Poi da Suez i prigionieri vengono imbarcati su di un mercantile olandese, il New Amsterdam: sul porto li attende una sonora grandinata, quella del contingente scozzese di scorta al convoglio, che li bastona col calcio dei fucili dai lati della passerella; il comandante è il solo a scandalizzarsi, anche perché è l’unico civile. Nel canale ci restano un mesetto, per via di tutte quelle mine, ma finalmente raggiungono Durban. Qui gli vengono tagliati i capelli, sono spogliati dei loro stracci ed inviati alle docce per lavarsi: dei campi tedeschi ancora non se ne sa niente altrimenti col cavolo che ci sarebbero entrati. Ad attenderli all’uscita ci sono le divise degli inglesi, le stesse dei soldati, soltanto contrassegnate da una toppa cucita sopra. Questi uomini con sopra il marchio sono fatti salire sopra un treno merci – meglio –  caricati in un carro bestiame, chiusi dentro e spediti giù per un altro mesetto di viaggio, fino a Pretoria. Il vagone non si apre mai, il mangiare arriva qualche giorno si a qualcun’altro no, però il bidone che fa da latrina è sempre a disposizione in mezzo a loro. La loro destinazione si chiama Zonderwater, il campo nel quale saranno condotti prigionieri oltre centomila soldati italiani; una città con 24 miglia di strade. Qui si continua a rubare la sopravvivenza ad un altro giorno. Cercare di fregarsi qualcosa da mangiare dal mucchio delle bucce di patate è un lavoro rischioso, perché dalle garitte ai quattro angoli sparano senza tanti complimenti e allora bisogna giocare a nascondino col solito faro, che gira e gira e illumina come può la sua parte di notte.

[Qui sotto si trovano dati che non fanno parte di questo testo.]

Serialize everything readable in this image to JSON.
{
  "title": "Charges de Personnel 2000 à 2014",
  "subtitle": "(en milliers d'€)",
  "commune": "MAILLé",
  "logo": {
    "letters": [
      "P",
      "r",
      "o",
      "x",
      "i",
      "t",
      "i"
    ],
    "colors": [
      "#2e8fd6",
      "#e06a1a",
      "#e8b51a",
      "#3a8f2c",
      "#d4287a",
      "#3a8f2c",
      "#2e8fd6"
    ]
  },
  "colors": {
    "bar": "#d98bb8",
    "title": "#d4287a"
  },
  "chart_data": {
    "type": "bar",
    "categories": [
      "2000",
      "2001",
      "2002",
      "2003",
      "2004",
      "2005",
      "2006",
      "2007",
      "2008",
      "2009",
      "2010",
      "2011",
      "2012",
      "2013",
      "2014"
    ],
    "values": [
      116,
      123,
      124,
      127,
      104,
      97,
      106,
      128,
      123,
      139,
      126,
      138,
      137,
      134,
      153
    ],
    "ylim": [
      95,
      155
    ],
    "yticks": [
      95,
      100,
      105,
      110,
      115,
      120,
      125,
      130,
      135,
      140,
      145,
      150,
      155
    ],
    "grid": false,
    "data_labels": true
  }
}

Per tenere a distanza il più possibile quella maledetta vitaccia Danilo insiste come può per un posto nelle cucine, dove i favori comunque si pagano, ma almeno si possono fare degli scambi per un po’ di carne. Nel Sudafrica i bianchi che scavano diamanti abitano le loro villette di signori e capita spesso che cerchino gente per dei lavori: a Danilo, che sarebbe meccanico, qualcuno suggerisce di dirsi giardiniere, perché è un mestiere che ti rende utile a qualche cosa, con tutti questi giardini vittoriani che ci sono in giro – la stessa cosa viene detta ai prigionieri dei tedeschi, solo che nei loro campi non ci cresce molta erba. E Danilo s’inventa giardiniere, cincischiando con le erbacce, tagliuzzando un po’ qua e là, finché un altro italiano suo compagno, si mette nei guai con la figlia del padrone e vengono cacciati tutti e due.

L’8 settembre li sorprende a Pretoria, la guerra è finita; ma fino al febbraio dopo di tornarsene a casa ancora non se ne parla. Raggiungono Napoli nel ’46. Roma. Alla stazione di Pistoia ci sono rimasti solo i binari. Arrivati ai Casini la sensazione di estraneità si è oramai infilata nelle ossa – tutta la zona è stata pesantemente minata e non si capisce più chi o che cosa si dovrebbe riconoscere. Danilo si sposa a 31 anni, nel ’51, con Ersilia, rimette in piedi le sue biciclette, ancora con Nilo, suo fratello; poi passa ai motorini, per non vedersi scavalcato dal “progresso” come il su’ babbo, che faceva il vetturino e poi dovette vendersi i cavalli.

Nasce Perla, la loro unica figlia e nel 1960 Danilo apre l’autolavaggio, forse il primo di Quarrata, che fino agli anni novanta farà la fila per la strada. Perla sposa Riccardo e arriva Irene. Ersilia si scopre attrice con la Loggetta, per vent’anni di fila. E quest’anno è nato Alberto, Danilo è bis-nonno e una nostalgia dell’Africa, che ancora fiammeggia all’orizzonte, sembra raccontargli i suoi anni migliori.